SC calls police over increased thefts during traffic jams

Police officials blame muggings on bad roads and a lack of mass transit system.

Due to narrow lanes, traffic jams are a regular feature in Saddar. Lately, several residents have complained of people holding them at gunpoint to steal their cellphones and other valuables. PHOTO: FILE

KARACHI:


The city’s traffic jams have become even more dreadful than before now that its residents are being mugged at gunpoint.


Noticing the free rein enjoyed by street criminals, the judges have summoned police officials to explain why they have failed to manage traffic flows.
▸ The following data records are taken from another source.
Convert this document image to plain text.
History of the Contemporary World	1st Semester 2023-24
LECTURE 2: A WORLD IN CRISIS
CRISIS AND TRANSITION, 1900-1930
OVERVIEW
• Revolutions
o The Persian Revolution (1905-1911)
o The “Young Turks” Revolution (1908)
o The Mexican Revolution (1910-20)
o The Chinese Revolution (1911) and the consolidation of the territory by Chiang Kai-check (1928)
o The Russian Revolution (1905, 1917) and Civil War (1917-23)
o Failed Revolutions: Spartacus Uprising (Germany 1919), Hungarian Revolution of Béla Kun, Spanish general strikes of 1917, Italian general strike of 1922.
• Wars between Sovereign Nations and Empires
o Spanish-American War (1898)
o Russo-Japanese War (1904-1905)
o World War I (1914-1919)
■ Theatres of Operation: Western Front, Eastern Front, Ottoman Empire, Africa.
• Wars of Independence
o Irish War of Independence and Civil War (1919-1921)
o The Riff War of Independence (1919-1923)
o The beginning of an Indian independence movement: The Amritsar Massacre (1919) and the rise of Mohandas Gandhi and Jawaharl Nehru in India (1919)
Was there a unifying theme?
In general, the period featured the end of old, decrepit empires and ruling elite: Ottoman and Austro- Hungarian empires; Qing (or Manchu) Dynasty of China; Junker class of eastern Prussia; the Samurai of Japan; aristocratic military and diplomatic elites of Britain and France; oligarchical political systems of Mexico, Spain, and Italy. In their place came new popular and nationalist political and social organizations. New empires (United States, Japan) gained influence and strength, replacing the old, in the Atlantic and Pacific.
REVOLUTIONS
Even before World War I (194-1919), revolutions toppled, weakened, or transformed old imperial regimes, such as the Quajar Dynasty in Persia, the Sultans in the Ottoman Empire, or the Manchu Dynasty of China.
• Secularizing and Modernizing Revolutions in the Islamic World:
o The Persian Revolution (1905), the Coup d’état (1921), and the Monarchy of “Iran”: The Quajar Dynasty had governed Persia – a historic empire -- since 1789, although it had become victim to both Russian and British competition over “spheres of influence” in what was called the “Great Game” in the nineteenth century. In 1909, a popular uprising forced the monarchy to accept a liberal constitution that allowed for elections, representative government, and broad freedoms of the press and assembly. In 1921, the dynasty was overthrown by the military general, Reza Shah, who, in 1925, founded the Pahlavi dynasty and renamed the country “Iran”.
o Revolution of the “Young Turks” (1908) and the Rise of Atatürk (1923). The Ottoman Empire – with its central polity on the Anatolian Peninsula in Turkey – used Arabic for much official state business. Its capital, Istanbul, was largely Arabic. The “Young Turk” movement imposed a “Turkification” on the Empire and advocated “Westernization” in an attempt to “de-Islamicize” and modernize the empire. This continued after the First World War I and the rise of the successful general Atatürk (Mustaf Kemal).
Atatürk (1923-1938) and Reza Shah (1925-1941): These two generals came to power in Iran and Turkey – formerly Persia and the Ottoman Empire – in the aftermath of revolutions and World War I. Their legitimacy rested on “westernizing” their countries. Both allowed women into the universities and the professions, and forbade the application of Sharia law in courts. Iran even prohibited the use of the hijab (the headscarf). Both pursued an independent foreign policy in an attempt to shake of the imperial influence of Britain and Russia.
On Monday, a five member bench of the Supreme Court Karachi registry - comprising justices Anwar Zaheer Jamali, Khilji Arif Hussain, Sarmad Jalal Osmany, Gulzar Ahmed and Muhammad Athar Saeed - raised this question during the hearing of the Karachi violence suo motu implementation case.

The large bench will be conducting the hearing on a day-to-day basis to examine the government and the police department’s progress on each direction given in the judgment on October 6, 2011. The chief justice of Pakistan initiated the suo motu proceedings in August 2010 following a particularly bloody summer in Karachi.

“We have no personal grievance against any department,” said Justice Anwar Zaheer Jamali, who headed the five-member bench. “What we want is only the betterment of the department,” he told Sindh IGP Fayyaz Leghari and CCPO Iqbal Mehmood.

Several residents have approached the courts complaining about the frequent thefts that take place during traffic jams, which are a regular feature of Karachi.


Waiving a copy of one such complaint, Justice Anwar Zaheer Jamali told the police chiefs that armed gangsters on roadsides during traffic gridlocks snatch mobile phones and other belongings. This is happening in the presence of policemen, who are busy somewhere else making money, he remarked.

Leghari blamed the road muggings on the lack of a mass transit system. “Mr IG, we used to hear such tales during school days. Now, we cannot hear them anymore,” interjected Justice Khilji.



The CCPO also admitted that certain neighbourhoods have such problems but he blamed the poor condition of the roads, particularly in SITE, Mauripur and Lyari for this. Several street criminals are arrested by the police and weapons are also seized but they are bailed by the courts later, he added. At this point, the judges silenced him. The government has not passed an arms law to make such offences non-bailable, Justice Jamali remarked.

At this, the Sindh advocate-general Abdul Fattah Malik told the bench that the assembly had recently passed Sindh Arms Act, 2013. However, the judges questioned him further on why the bill had not been turned into an ordinance.

The court has asked the prosecution department to maintain records of criminals to help the prosecution successfully prove its cases, said Justice Jamali. Up to 90 per cent of the criminals who are imprisoned commit crimes after they are released but there is no mechanism to maintain their criminal history, he added. The CCPO informed the bench about the process of collecting fingerprints of suspects and their collection in a centralised database, which began in light of the apex court’s orders.

Unsatisfied with the progress, the judges questioned how the suspects of Shahzeb Khan’s murder case managed to escape abroad. “What is the Federal Investigation Agency doing?” asked Justice Jamali, pointing out that the officials have failed to produce even the security camera footages of the prime suspect. Mehmood tried explaining that they have a shortage of policemen due to the ban on fresh recruitments between 2000 and 2008. When 7,500 vacancies were approved, the appointments were once again banned by the election commission, he said.

Officials from the traffic police, public transport fitness department and the revenue department have been summoned today.

Published in The Express Tribune, February 26th, 2013.